И еще один рассказ очевидца сноса башни — В. А. Гиляровского. В апреле 1934 года он писал в письме к дочери: «Великолепная Сухаревская башня, которую звали невестой Ивана Великого, ломается… Ты не думай, что она ломается, как невеста перед своим женихом, кокетничает, как двести лет перед Иваном Великим — нет. Ее ломают. Первым делом с нее сняли часы и воспользуются ими для какой-нибудь другой башни, а потом обломали крыльцо, свалили шпиль, разобрали по кирпичам верхние этажи и не сегодня-завтра доломают ее стройную розовую фигуру. Все еще розовую, как она была! Вчера был солнечный вечер, яркий закат со стороны Триумфальных ворот золотил Садовую снизу и рассыпался в умирающих останках заревом.
Уже тогда многим стало ясно, что Кагановича заботило не решение транспортной проблемы. Знаменательно его собственное высказывание на совещании московских архитекторов-коммунистов о проектах архитекторов устройства транспортной развязки без сноса Сухаревой башни: «Я не вхожу в существо этих аргументов».
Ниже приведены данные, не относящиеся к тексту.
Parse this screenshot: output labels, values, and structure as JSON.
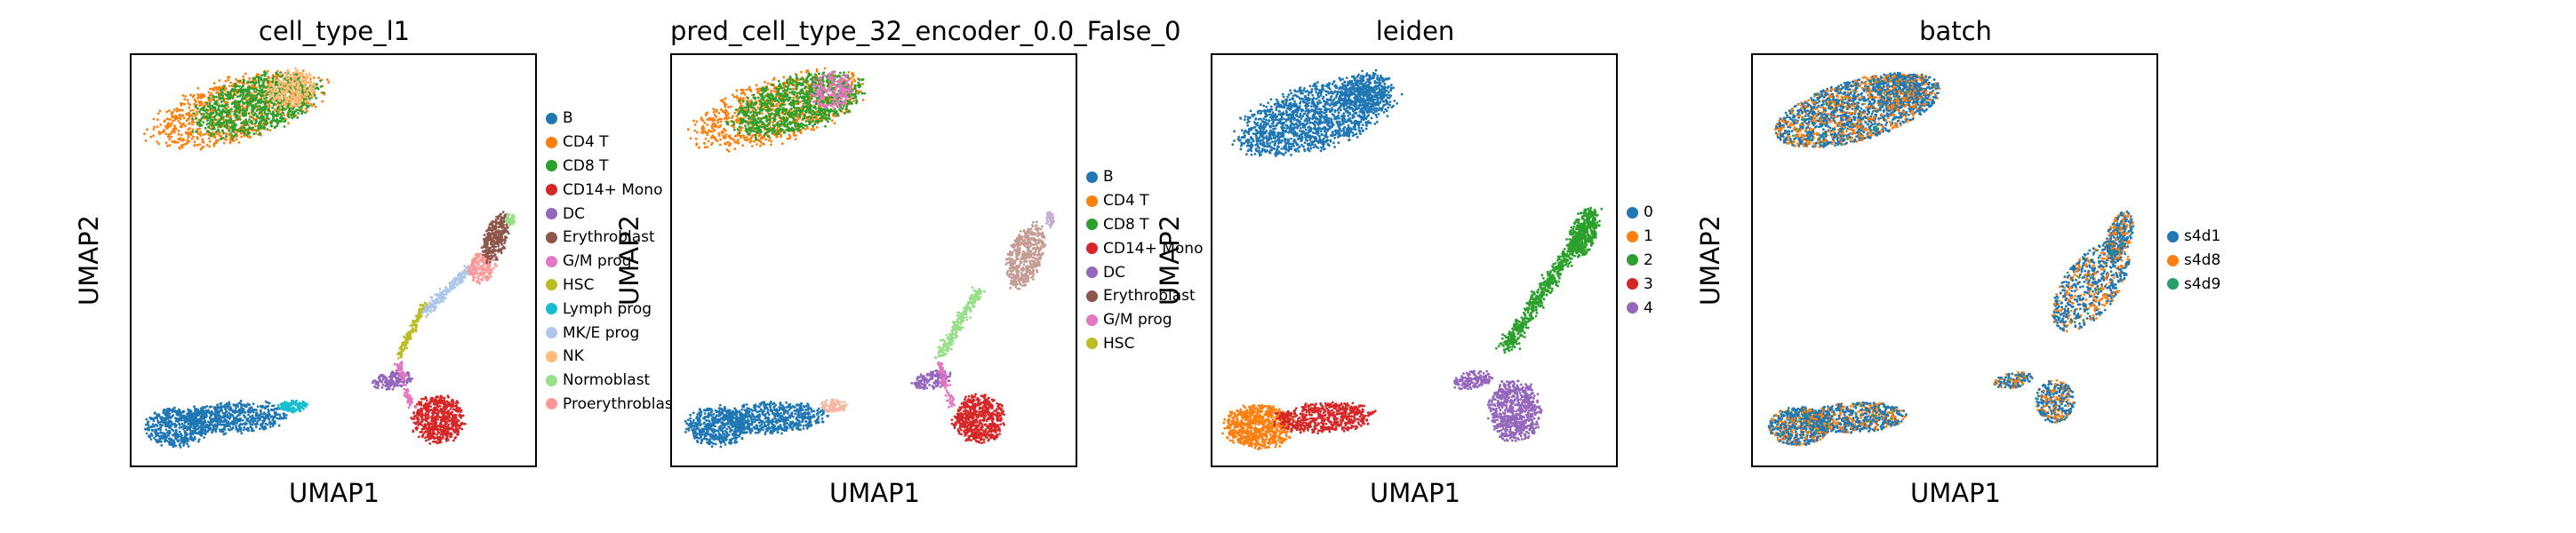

Вся эта комедия с обсуждениями, с заказом проектов, разыгранная Кагановичем, выглядит еще гнуснее, если обратиться к фактам и обстоятельствам, тогда не известным общественности.
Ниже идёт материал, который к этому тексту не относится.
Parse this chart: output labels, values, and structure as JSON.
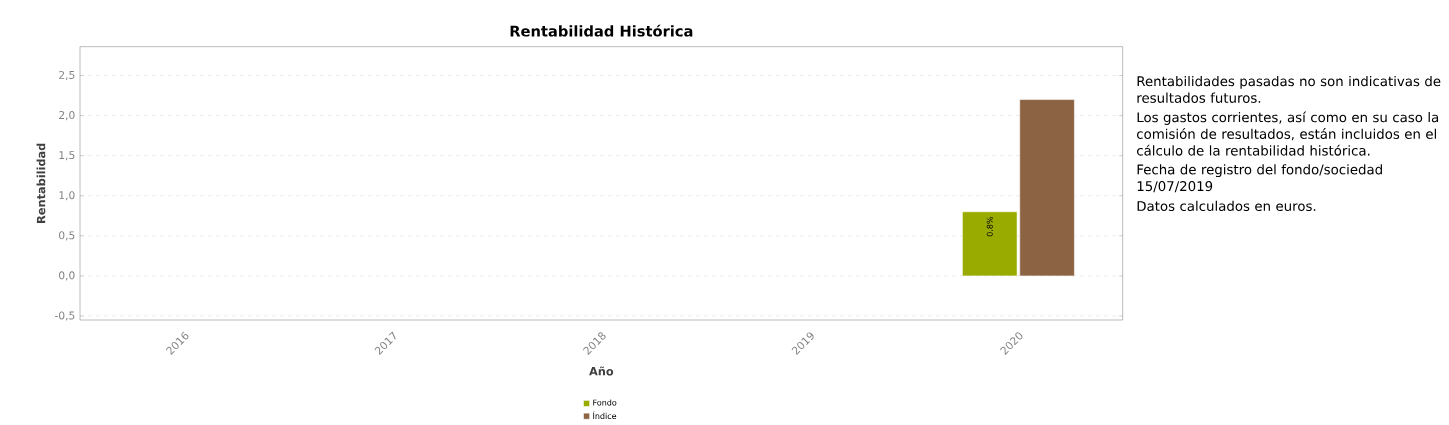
{
  "chart_data": {
    "type": "bar",
    "title": "Rentabilidad Histórica",
    "xlabel": "Año",
    "ylabel": "Rentabilidad",
    "categories": [
      "2016",
      "2017",
      "2018",
      "2019",
      "2020"
    ],
    "series": [
      {
        "name": "Fondo",
        "color": "#9aab00",
        "values": [
          null,
          null,
          null,
          null,
          0.8
        ],
        "value_labels": [
          null,
          null,
          null,
          null,
          "0.8%"
        ]
      },
      {
        "name": "Índice",
        "color": "#8c6443",
        "values": [
          null,
          null,
          null,
          null,
          2.2
        ]
      }
    ],
    "ylim": [
      -0.55,
      2.86
    ],
    "yticks": [
      {
        "value": -0.5,
        "label": "-0,5"
      },
      {
        "value": 0,
        "label": "0,0"
      },
      {
        "value": 0.5,
        "label": "0,5"
      },
      {
        "value": 1,
        "label": "1,0"
      },
      {
        "value": 1.5,
        "label": "1,5"
      },
      {
        "value": 2,
        "label": "2,0"
      },
      {
        "value": 2.5,
        "label": "2,5"
      }
    ],
    "grid": "y",
    "legend": "bottom",
    "annotations": [
      "Rentabilidades pasadas no son indicativas de resultados futuros.",
      "Los gastos corrientes, así como en su caso la comisión de resultados, están incluidos en el cálculo de la rentabilidad histórica.",
      "Fecha de registro del fondo/sociedad 15/07/2019",
      "Datos calculados en euros."
    ]
  }
}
Еще в 1931 году Каганович уже решил судьбу Сухаревой башни (и других московских памятников архитектуры) и сказал об этом в своем выступлении на июньском пленуме ЦК ВКП (б).
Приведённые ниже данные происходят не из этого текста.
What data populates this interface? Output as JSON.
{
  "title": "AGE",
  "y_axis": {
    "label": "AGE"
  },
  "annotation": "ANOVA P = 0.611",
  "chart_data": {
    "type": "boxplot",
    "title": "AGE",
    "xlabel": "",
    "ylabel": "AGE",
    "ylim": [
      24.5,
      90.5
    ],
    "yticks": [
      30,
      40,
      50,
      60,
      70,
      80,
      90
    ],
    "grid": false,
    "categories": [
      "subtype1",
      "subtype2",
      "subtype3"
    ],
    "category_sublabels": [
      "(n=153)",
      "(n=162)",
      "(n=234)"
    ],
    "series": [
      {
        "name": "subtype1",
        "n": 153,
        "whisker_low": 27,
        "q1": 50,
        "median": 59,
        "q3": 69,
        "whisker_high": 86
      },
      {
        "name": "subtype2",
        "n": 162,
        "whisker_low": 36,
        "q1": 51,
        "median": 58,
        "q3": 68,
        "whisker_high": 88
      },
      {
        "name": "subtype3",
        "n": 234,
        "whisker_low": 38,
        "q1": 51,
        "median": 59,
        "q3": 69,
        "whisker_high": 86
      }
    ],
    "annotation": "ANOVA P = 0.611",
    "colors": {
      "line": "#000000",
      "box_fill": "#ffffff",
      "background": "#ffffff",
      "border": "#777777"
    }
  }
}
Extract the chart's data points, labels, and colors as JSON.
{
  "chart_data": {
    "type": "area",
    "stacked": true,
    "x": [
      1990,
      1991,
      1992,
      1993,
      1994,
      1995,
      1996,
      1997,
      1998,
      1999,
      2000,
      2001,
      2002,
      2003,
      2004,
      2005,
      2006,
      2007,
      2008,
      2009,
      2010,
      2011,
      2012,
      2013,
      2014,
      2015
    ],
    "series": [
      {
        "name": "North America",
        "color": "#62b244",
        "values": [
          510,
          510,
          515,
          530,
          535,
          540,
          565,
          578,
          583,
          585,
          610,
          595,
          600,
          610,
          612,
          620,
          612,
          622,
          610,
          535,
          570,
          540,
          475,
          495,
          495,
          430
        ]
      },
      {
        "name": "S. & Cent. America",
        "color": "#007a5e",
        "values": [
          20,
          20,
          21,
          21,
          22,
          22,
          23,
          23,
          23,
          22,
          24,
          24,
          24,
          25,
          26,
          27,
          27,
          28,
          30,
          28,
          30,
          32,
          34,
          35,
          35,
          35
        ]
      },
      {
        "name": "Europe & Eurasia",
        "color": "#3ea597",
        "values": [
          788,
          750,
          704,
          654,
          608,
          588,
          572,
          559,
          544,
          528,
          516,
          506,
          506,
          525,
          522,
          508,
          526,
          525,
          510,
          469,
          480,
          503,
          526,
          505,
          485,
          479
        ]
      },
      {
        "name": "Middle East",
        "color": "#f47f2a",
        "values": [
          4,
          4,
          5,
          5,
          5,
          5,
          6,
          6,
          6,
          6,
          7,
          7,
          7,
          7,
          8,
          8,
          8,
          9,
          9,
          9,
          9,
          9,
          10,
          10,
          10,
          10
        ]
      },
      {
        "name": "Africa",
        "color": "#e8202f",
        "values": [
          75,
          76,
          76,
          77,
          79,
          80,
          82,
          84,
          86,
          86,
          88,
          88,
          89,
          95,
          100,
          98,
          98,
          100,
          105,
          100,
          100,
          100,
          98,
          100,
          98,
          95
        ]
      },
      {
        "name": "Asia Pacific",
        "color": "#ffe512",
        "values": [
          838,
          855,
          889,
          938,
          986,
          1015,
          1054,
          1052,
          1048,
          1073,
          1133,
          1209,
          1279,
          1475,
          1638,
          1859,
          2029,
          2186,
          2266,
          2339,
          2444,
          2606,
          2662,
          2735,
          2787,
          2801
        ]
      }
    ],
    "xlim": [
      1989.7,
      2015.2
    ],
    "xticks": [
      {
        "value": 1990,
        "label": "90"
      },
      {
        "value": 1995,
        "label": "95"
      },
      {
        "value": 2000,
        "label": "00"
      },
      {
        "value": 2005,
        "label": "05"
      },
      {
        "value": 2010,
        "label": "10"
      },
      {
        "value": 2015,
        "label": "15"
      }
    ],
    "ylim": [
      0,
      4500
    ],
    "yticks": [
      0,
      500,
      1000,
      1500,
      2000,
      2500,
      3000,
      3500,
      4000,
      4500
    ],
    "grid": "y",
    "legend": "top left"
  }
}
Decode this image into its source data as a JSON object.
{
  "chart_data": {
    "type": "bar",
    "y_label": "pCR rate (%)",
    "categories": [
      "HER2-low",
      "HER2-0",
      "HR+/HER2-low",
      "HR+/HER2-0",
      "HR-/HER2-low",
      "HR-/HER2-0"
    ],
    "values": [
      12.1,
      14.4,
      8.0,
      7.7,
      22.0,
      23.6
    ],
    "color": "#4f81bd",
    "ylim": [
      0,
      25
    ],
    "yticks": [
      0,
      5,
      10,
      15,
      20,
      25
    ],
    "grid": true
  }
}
Именно тогда он сформулировал свое отношение к градостроительной планировке Москвы: «Взять старый город, хоть бы, например, Москву. Все мы знаем, что старые города строились стихийно, в особенности торговые города. Когда ходишь по московским переулкам и закоулкам, то получается впечатление, что эти улочки прокладывал пьяный строитель». (Высказывание приводится по «переработанной стенограмме доклада», изданной в том же году отдельной брошюрой. В самом же докладе и в газетной публикации — и это любили цитировать довоенные журналисты, воспевавшие Генеральный план реконструкции Москвы, Каганович выразился крепче: мол, московские улочки прокладывал не пьяный строитель, а пьяный сапожник.)
Тогда же Каганович решил осуществлять реконструкцию и расширение главных московских улиц путем сноса архитектурных и исторических памятников. Вот, в частности, проект «реконструкции» северного луча, главной частью которого он считает Лубянку. «Возьмите Лубянку, — сказал Каганович, — она, по существу, начинается с Никольской! Снимите Никольские ворота, выровняйте Лубянку и Сретенку, удалите Сухареву башню, и вы получите новый проспект до самого Ярославского шоссе».
Именно этот проект он последовательно осуществлял с упорством маньяка. Современный журналист, разрабатывая тему репрессий сталинских времен и характеризуя их деятелей, пришел к любопытному выводу-сравнению, острому и точному, как сравнения Плутарха в его знаменитых «Сравнительных жизнеописаниях»: «Если Лаврентий Берия прославился надругательствами над женщинами, то Лазарь Каганович известен как осквернитель архитектуры». (Любопытно, что характерную черту «реконструкции» города — устройство скверов на месте снесенных церквей — москвичи еще в 1930-е годы называли
Уничтожение и защиту исторических памятников Москвы Каганович на совещании московских архитекторов-коммунистов классифицировал как
Таким образом, защитники Сухаревой башни попадали в разряд политических врагов, и методы действий против них приобретают соответствующий характер.
Роль Кагановича в политических репрессиях 1930-х годов известна из различных публикаций: по материалам съездов партии, заседания бюро МК КПСС 23 мая 1962 года об исключении Л. М. Кагановича из партии, по воспоминаниям современников. Несколько цитат из обзора заседания бюро («Московская правда», 1989, 10 января):
«По спискам, подписанным Сталиным, Молотовым, Кагановичем и Маленковым, было расстреляно около 230 тысяч человек».
«Рука Кагановича, его личная подпись на многих и многих списках приговоренных к расстрелу. Так, в подписанном им списке из 229 человек — 23 фамилии членов Центрального Комитета, 22 фамилии членов КПК, 21 человек — наркомы и заместители наркомов. Он их знал, работал с ними. И послал на смерть».
«Ваши подписи (сказал, обращаясь к Кагановичу, один из членов комиссии) стоят на списках более 36 тысяч партийных, советских, военных работников и работников промышленности и транспорта».
«Именно Кагановичу принадлежит идея создания „троек“ для рассмотрения дел арестованных без суда».